Altınbaş Üniversitesi’nden Mikrobiyolog Dr. Öğretim Üyesi İpek Ada Alver de bilhassa bu devirde sivrisineklerin taşıyabileceği enfeksiyon hastalıklarına karşı değerli ikazlarda bulundu. İpek Ada Alver, “Özellikle metropol kentlerde çoklukla havaalanı, gar ve deniz ulaşımına da transferi sağlayan ve farklı ülkelerden de dahil olmak üzere günde binlerce insanın kullandığı metrolar, yeraltından ulaşım sağladığından karanlık, nemli ve rutubetli ortamlardır. Sivrisinekler, bu ömür alanlarında daha süratli çoğaldıklarından ötürü Batı Nil Virüsü enfeksiyonu başta olmak üzere sıtma, dang humması, chikungunya, sarıhumma, filaryaz, tularemi, Zika ateşi ve pek çok ensefalit tipini bulaştırmada etkendirler” diyerek toplu taşıma alanlarının risk taşıdığına dikkat çekti.

ENFEKSİYON KENTLER VE ÜLKELER ORTASINDA RAHATLIKLA YAYILABİLİR

Sivrisineklerin, kan yoluyla bulaşan enfeksiyonlarda büyük bir rol oynadığını belirten Ada Alver, “Vektör dediğimiz sivrisinekler, enfeksiyon etkeni mikroorganizmanın taşınmasında büyük ehemmiyet arz etmektedir.

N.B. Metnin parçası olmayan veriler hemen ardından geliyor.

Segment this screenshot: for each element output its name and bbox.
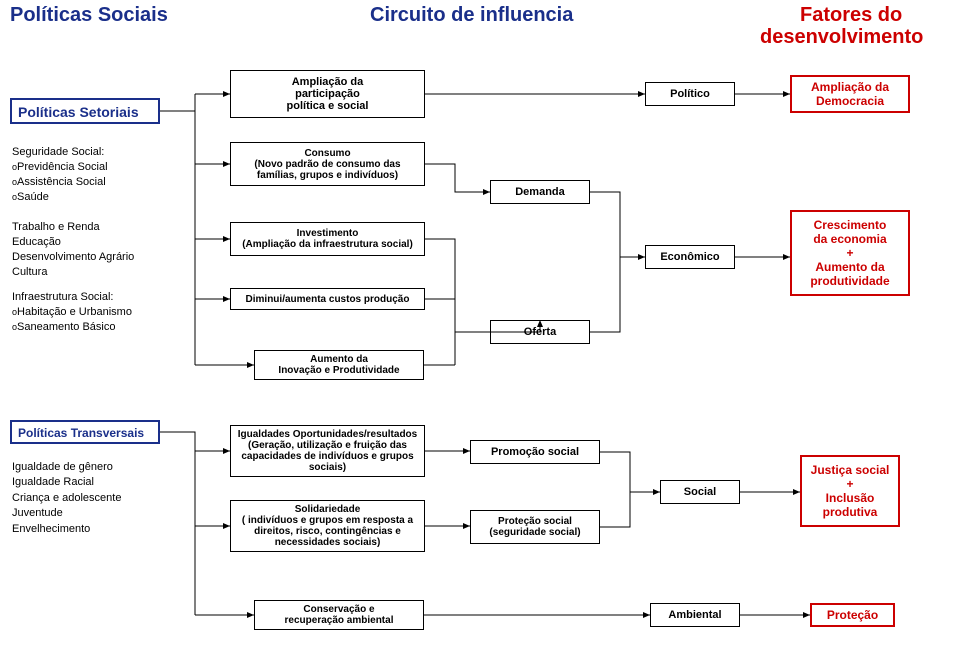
politico-box: Político — [645, 82, 735, 106]
header-center: Circuito de influencia — [370, 4, 573, 27]
demanda-box: Demanda — [490, 180, 590, 204]
protecao-outcome-box: Proteção — [810, 603, 895, 627]
democracia-box: Ampliação da Democracia — [790, 75, 910, 113]
header-right1: Fatores do — [800, 4, 902, 27]
politicas-setoriais-box: Políticas Setoriais — [10, 98, 160, 124]
ambiental-box: Ambiental — [650, 603, 740, 627]
label: Políticas Setoriais — [18, 104, 139, 120]
economico-box: Econômico — [645, 245, 735, 269]
label: Políticas Transversais — [18, 426, 144, 440]
justica-box: Justiça social + Inclusão produtiva — [800, 455, 900, 527]
infra-block: Infraestrutura Social: oHabitação e Urba… — [12, 290, 132, 335]
header-left: Políticas Sociais — [10, 4, 168, 27]
diminui-box: Diminui/aumenta custos produção — [230, 288, 425, 310]
transversais-list: Igualdade de gênero Igualdade Racial Cri… — [12, 460, 121, 537]
investimento-box: Investimento (Ampliação da infraestrutur… — [230, 222, 425, 256]
conservacao-box: Conservação e recuperação ambiental — [254, 600, 424, 630]
social-box: Social — [660, 480, 740, 504]
promocao-box: Promoção social — [470, 440, 600, 464]
inovacao-box: Aumento da Inovação e Produtividade — [254, 350, 424, 380]
consumo-box: Consumo (Novo padrão de consumo das famí… — [230, 142, 425, 186]
igualdades-box: Igualdades Oportunidades/resultados (Ger… — [230, 425, 425, 477]
oferta-box: Oferta — [490, 320, 590, 344]
protecao-box: Proteção social (seguridade social) — [470, 510, 600, 544]
header-right2: desenvolvimento — [760, 26, 923, 49]
crescimento-box: Crescimento da economia + Aumento da pro… — [790, 210, 910, 296]
trabalho-block: Trabalho e Renda Educação Desenvolviment… — [12, 220, 134, 279]
ampliacao-participacao-box: Ampliação da participação política e soc… — [230, 70, 425, 118]
solidariedade-box: Solidariedade ( indivíduos e grupos em r… — [230, 500, 425, 552]
politicas-transversais-box: Políticas Transversais — [10, 420, 160, 444]
seguridade-block: Seguridade Social: oPrevidência Social o… — [12, 145, 108, 204]
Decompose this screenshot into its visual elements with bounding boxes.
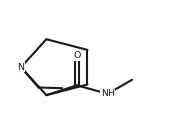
Text: N: N [18, 63, 24, 72]
Text: NH: NH [101, 89, 115, 98]
Text: O: O [73, 52, 81, 60]
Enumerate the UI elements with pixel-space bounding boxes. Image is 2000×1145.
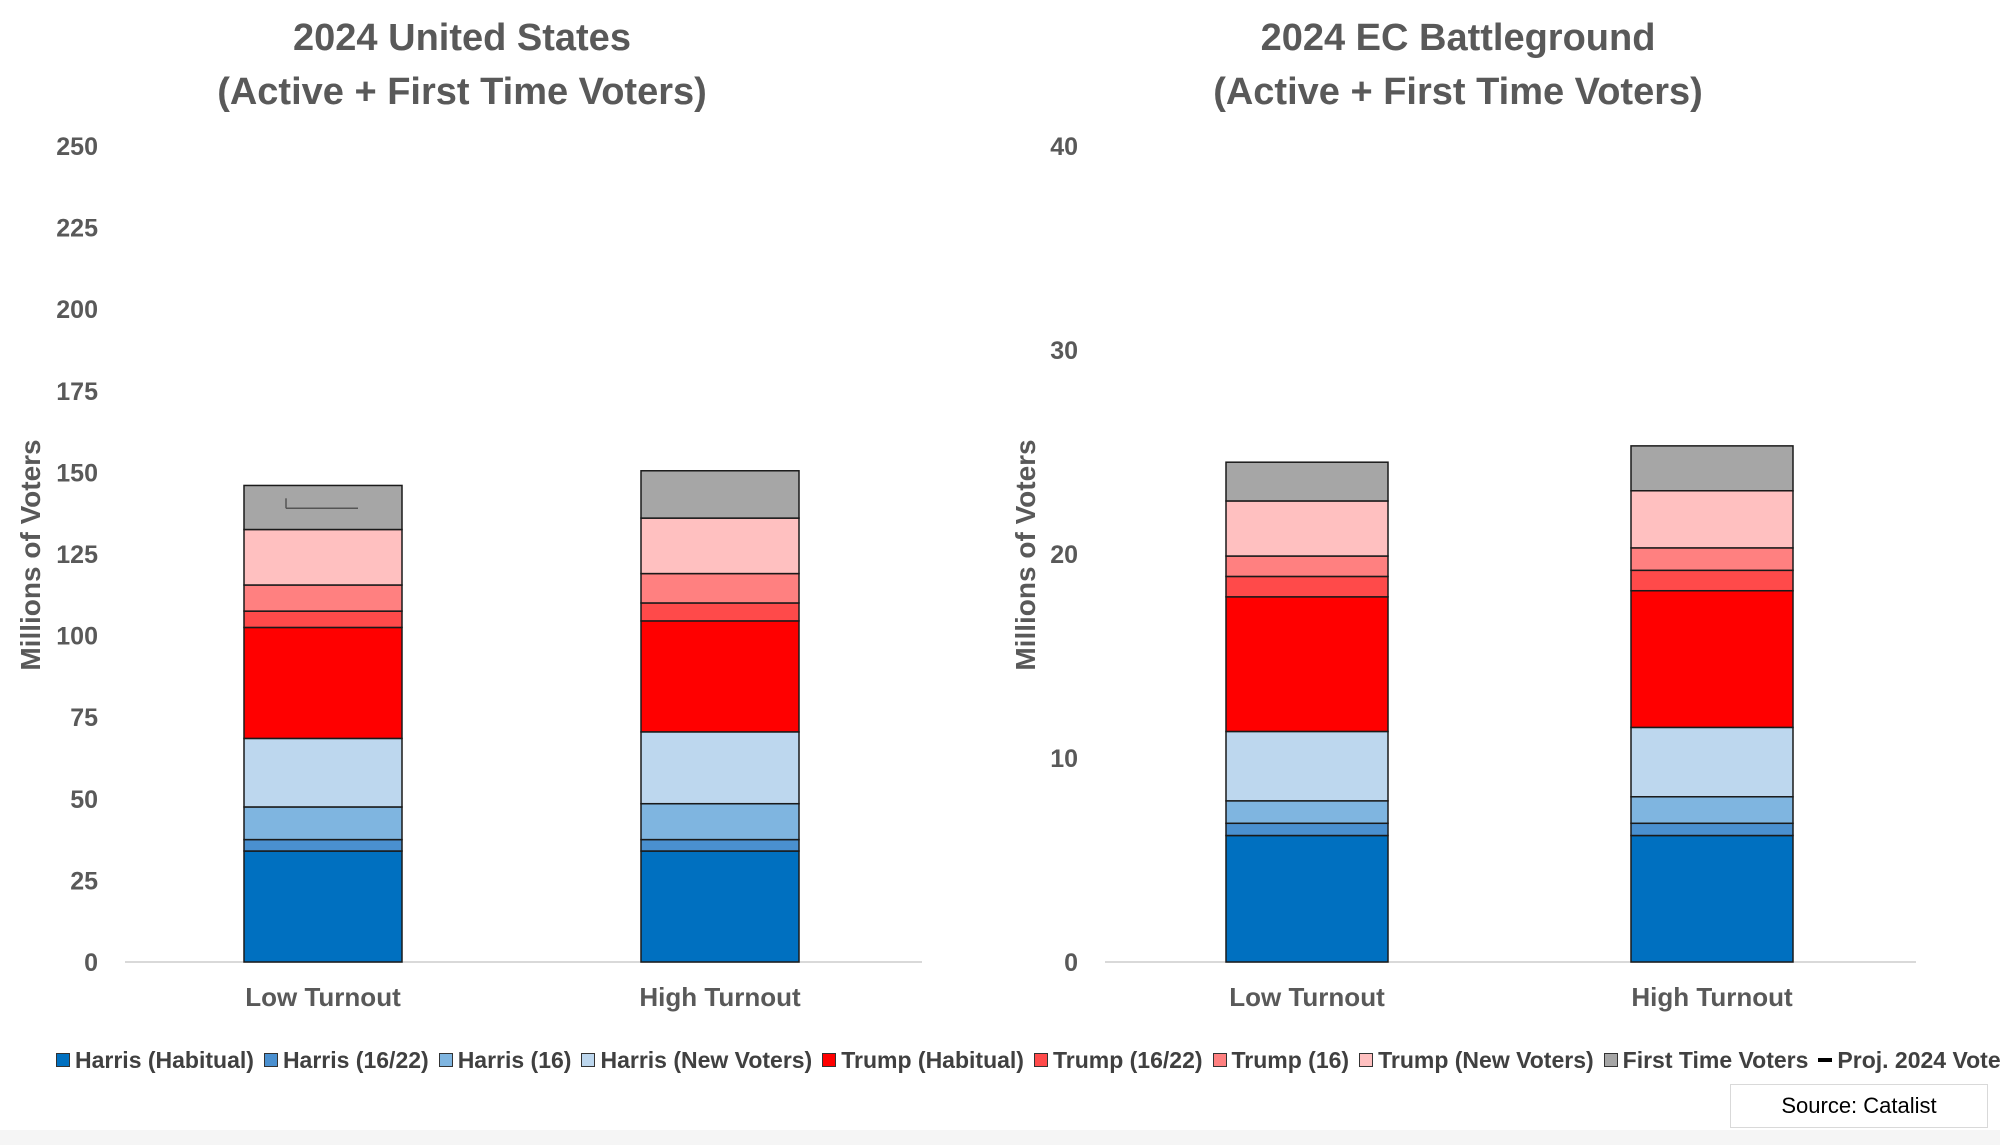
bar-segment <box>641 732 799 804</box>
chart-panel-2: 2024 EC Battleground (Active + First Time… <box>1010 17 1916 1012</box>
legend-swatch <box>1213 1053 1227 1067</box>
bar-segment <box>641 603 799 621</box>
y-tick-label: 25 <box>70 867 98 895</box>
bar-segment <box>1226 731 1388 800</box>
source-note: Source: Catalist <box>1730 1084 1988 1128</box>
bar-segment <box>244 851 402 962</box>
y-tick-label: 100 <box>56 623 98 651</box>
bar-segment <box>1631 836 1793 962</box>
legend-swatch <box>1818 1058 1832 1062</box>
legend-label: Trump (Habitual) <box>841 1047 1024 1074</box>
bar-segment <box>1226 462 1388 501</box>
legend-item: Harris (16/22) <box>264 1047 429 1074</box>
footer-shade <box>0 1130 2000 1145</box>
y-tick-label: 0 <box>1064 949 1078 977</box>
legend-item: Harris (Habitual) <box>56 1047 254 1074</box>
bar-segment <box>1631 548 1793 570</box>
legend-label: Trump (16) <box>1232 1047 1350 1074</box>
bar-segment <box>1631 727 1793 796</box>
y-tick-label: 150 <box>56 459 98 487</box>
chart-title: 2024 United States <box>293 17 631 59</box>
legend-item: First Time Voters <box>1604 1047 1809 1074</box>
bar-segment <box>641 574 799 603</box>
y-tick-label: 30 <box>1050 337 1078 365</box>
y-tick-label: 175 <box>56 378 98 406</box>
legend-label: Harris (New Voters) <box>600 1047 812 1074</box>
bar-segment <box>1226 801 1388 823</box>
legend-item: Trump (16) <box>1213 1047 1350 1074</box>
legend-swatch <box>439 1053 453 1067</box>
bar-segment <box>1631 491 1793 548</box>
legend-label: Proj. 2024 Vote <box>1837 1047 2000 1074</box>
legend-swatch <box>264 1053 278 1067</box>
bar-segment <box>1631 570 1793 590</box>
chart-subtitle: (Active + First Time Voters) <box>217 71 707 113</box>
bar-segment <box>1226 556 1388 576</box>
y-tick-label: 10 <box>1050 745 1078 773</box>
bar-segment <box>641 518 799 573</box>
legend-label: Trump (16/22) <box>1053 1047 1203 1074</box>
legend-item: Trump (New Voters) <box>1359 1047 1594 1074</box>
chart-panel-1: 2024 United States (Active + First Time V… <box>15 17 922 1012</box>
legend-label: First Time Voters <box>1623 1047 1809 1074</box>
y-tick-label: 200 <box>56 296 98 324</box>
bar-segment <box>1631 446 1793 491</box>
bar-segment <box>244 840 402 851</box>
legend-swatch <box>822 1053 836 1067</box>
x-category-label: High Turnout <box>639 982 801 1012</box>
bar-segment <box>641 621 799 732</box>
legend-swatch <box>1359 1053 1373 1067</box>
bar-segment <box>1226 576 1388 596</box>
bar-segment <box>244 530 402 585</box>
chart-canvas: 2024 United States (Active + First Time V… <box>0 0 2000 1145</box>
legend-label: Harris (16/22) <box>283 1047 429 1074</box>
y-tick-label: 50 <box>70 786 98 814</box>
bar-segment <box>244 738 402 807</box>
bar-segment <box>1631 823 1793 835</box>
legend-swatch <box>1034 1053 1048 1067</box>
bar-segment <box>641 471 799 518</box>
chart-title: 2024 EC Battleground <box>1261 17 1656 59</box>
bar-segment <box>1226 836 1388 962</box>
legend-swatch <box>56 1053 70 1067</box>
legend-swatch <box>1604 1053 1618 1067</box>
bar-segment <box>641 851 799 962</box>
y-tick-label: 250 <box>56 133 98 161</box>
chart-legend: Harris (Habitual) Harris (16/22) Harris (1… <box>56 1042 1976 1078</box>
y-axis-label: Millions of Voters <box>1010 439 1041 670</box>
bar-segment <box>244 807 402 840</box>
legend-item: Proj. 2024 Vote <box>1818 1047 2000 1074</box>
legend-label: Harris (Habitual) <box>75 1047 254 1074</box>
bar-segment <box>244 611 402 627</box>
x-category-label: Low Turnout <box>1229 982 1385 1012</box>
y-tick-label: 0 <box>84 949 98 977</box>
bar-segment <box>1631 797 1793 824</box>
bar-segment <box>1226 823 1388 835</box>
bar-segment <box>244 627 402 738</box>
x-category-label: Low Turnout <box>245 982 401 1012</box>
y-tick-label: 125 <box>56 541 98 569</box>
y-tick-label: 20 <box>1050 541 1078 569</box>
y-tick-label: 75 <box>70 704 98 732</box>
legend-label: Harris (16) <box>458 1047 572 1074</box>
legend-swatch <box>581 1053 595 1067</box>
bar-segment <box>1226 597 1388 732</box>
y-tick-label: 225 <box>56 215 98 243</box>
bar-segment <box>641 804 799 840</box>
legend-item: Trump (16/22) <box>1034 1047 1203 1074</box>
legend-label: Trump (New Voters) <box>1378 1047 1594 1074</box>
y-tick-label: 40 <box>1050 133 1078 161</box>
bar-segment <box>244 585 402 611</box>
x-category-label: High Turnout <box>1631 982 1793 1012</box>
legend-item: Harris (16) <box>439 1047 572 1074</box>
legend-item: Trump (Habitual) <box>822 1047 1024 1074</box>
chart-subtitle: (Active + First Time Voters) <box>1213 71 1703 113</box>
y-axis-label: Millions of Voters <box>15 439 46 670</box>
bar-segment <box>1631 591 1793 728</box>
legend-item: Harris (New Voters) <box>581 1047 812 1074</box>
bar-segment <box>641 840 799 851</box>
bar-segment <box>1226 501 1388 556</box>
bar-segment <box>244 485 402 529</box>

Bu usul ulaşım araçları ile enfeksiyon kentler ya da ülkeler ortasında bile rahatlıkla yayılabilmektedir” dedi. Sivrisineklerin ekseriyetle sulak ve nemli alanlarda, göl, deniz, bataklık ve ormanlık alanlarda çoğaldığını lakin metropol kentlerdeki nemli ve havasız ortamların da birebir derecede tehlike barındırdığını söz etti.

Metrolarda bulaşıcı hastalık tehlikesi

KONTROL ALTINA ALMAK ENFEKSİYON ZİNCİRİNİ KIRMADA HAYATİ DEĞER TAŞIR

Ada Alver, ayrıyeten sivrisineklerin dış ortamdan mikroorganizmaları koruyarak, direkt kana bulaştırdığına dikkat çekerek, “Sivrisinekler, enfeksiyonun mutasyon geçirmesine ve tedaviye direnç geliştirmesine katkı sağlamaktadır. Bu nedenle sivrisinek popülasyonunu denetim altına almak, enfeksiyon zincirini kırmada hayati değer taşır. Bilhassa Batı Nil Virüsü üzere tedavisi ve aşısı bulunmayan hastalıklar açısından, metrolarda sivrisinek popülasyonunu denetim etmek için gerekli tedbirler alınmalıdır” dedi.

Altınbaş Üniversitesinden Mikrobiyolog Dr. Öğretim Üyesi İpek Ada Alver son olarak metroların sistemli olarak dezenfekte edilmesi, sivrisinek popülasyonunu azaltmak için ilaçlanması ve rutubet ile nemin denetim altında tutulması gerektiğini vurgulayarak, “Toplu taşıma araçlarının sistemli olarak temizlenmesinin yanı sıra, sivrisineklerin yuvalanabileceği alanlara karşı da gerekli ilaçlama ve hijyen çalışmaları yapılmalı” diyerek kelamlarını sonlandırdı.